The limiter's whole state is (tokens, lastRefill) and consume is a map lookup, an arithmetic refill and a map set. Measured over 1,000,000 consume calls across 1,024 keys with an in-memory store:
rate-limiter consume ops/sec: 14841493
Just under 15 million consume calls per second. The limiter will not be a bottleneck on a single instance. The cost of correctness at scale is not CPU but coordination: a Redis-backed store adds a network round trip per call, which is why the algorithm is kept to two numbers so the round trip can be a single atomic Lua script. See Rate Limiting.
Putting the three together for a single authenticated request:
| Stage | Order of cost | Notes |
|---|---|---|
| scrypt (login/signup only) | ~25 ms | the one expensive operation, by design |
| HMAC (webhook only) | ~1.2 us | negligible against the network |
| rate-limiter consume | ~67 ns | negligible |
| repository read/write | sub-millisecond on SQLite | one prepared statement, parameterised |
| context resolution | sub-millisecond | a session lookup and a membership lookup |
The single design conclusion: cost lives where it should (the password hash) and nowhere else. The isolation and authorisation machinery is essentially free per request.

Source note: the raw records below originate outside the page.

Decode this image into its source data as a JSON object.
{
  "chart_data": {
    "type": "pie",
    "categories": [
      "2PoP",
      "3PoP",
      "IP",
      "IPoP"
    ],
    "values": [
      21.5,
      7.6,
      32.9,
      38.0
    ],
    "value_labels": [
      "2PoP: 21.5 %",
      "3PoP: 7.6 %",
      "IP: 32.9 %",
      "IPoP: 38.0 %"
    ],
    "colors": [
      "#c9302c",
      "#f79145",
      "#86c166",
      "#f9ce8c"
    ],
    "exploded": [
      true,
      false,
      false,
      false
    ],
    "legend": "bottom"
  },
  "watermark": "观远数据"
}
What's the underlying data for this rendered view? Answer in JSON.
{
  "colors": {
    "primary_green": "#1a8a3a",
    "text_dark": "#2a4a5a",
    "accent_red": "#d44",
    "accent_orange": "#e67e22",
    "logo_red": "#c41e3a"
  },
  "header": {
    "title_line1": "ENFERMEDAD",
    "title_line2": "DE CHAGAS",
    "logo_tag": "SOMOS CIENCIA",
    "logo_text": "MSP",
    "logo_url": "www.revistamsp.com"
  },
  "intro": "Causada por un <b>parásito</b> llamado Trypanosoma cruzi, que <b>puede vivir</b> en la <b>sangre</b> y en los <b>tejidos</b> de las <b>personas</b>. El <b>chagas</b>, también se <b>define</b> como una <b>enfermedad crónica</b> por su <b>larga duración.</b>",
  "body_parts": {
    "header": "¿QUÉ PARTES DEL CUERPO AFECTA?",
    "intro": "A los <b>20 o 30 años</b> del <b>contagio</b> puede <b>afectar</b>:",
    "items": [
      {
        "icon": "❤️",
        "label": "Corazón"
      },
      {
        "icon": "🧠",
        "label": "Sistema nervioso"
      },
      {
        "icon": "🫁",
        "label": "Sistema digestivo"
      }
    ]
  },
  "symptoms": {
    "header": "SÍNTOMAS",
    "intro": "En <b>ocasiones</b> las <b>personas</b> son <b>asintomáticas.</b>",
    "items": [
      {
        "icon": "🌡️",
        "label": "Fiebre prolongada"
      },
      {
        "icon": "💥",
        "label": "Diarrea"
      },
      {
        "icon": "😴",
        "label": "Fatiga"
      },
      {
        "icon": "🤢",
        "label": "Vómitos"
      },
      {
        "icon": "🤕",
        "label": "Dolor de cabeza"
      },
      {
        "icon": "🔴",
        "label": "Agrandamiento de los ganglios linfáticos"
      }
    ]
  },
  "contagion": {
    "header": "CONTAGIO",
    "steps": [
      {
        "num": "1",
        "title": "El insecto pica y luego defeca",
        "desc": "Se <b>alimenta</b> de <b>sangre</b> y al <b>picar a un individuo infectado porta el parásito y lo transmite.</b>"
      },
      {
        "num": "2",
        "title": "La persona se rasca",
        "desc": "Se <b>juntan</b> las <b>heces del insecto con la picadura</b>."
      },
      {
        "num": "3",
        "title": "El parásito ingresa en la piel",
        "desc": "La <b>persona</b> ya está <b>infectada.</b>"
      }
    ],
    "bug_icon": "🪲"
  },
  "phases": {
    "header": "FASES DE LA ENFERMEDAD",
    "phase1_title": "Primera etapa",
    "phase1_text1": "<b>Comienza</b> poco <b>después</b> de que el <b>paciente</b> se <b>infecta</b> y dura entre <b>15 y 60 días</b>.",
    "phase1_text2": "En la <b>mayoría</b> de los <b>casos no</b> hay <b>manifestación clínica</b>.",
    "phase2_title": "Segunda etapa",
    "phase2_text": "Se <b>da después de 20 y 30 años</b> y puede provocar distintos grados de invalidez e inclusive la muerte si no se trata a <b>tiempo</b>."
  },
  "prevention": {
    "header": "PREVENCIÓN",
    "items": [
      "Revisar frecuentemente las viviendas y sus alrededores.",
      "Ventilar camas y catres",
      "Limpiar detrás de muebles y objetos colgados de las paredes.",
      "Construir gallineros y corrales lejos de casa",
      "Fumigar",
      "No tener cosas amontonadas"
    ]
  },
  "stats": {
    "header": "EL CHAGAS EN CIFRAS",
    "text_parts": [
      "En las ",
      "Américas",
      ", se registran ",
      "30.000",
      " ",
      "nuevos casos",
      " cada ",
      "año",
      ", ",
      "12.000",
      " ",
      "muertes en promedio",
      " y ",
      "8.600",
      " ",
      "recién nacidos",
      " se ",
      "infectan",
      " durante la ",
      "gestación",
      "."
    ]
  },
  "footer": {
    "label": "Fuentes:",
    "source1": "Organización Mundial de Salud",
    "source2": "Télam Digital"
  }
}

The scrypt, HMAC and limiter figures came from a short script using node:crypto and process.hrtime.bigint(), run with the same Node version as the project. The test figures came from pnpm test and /usr/bin/time -p pnpm test. Your numbers will differ with CPU and Node version; the shape (scrypt dominant, everything else cheap) will not.
These numbers are on node:sqlite, which is the dev and test path. Production runs on Postgres behind the same repository, where per-statement latency includes a network hop to the database and the figures change accordingly. The repository builds one prepared, parameterised statement per call either way, so the query shape does not change; only where it executes does. See Deployment.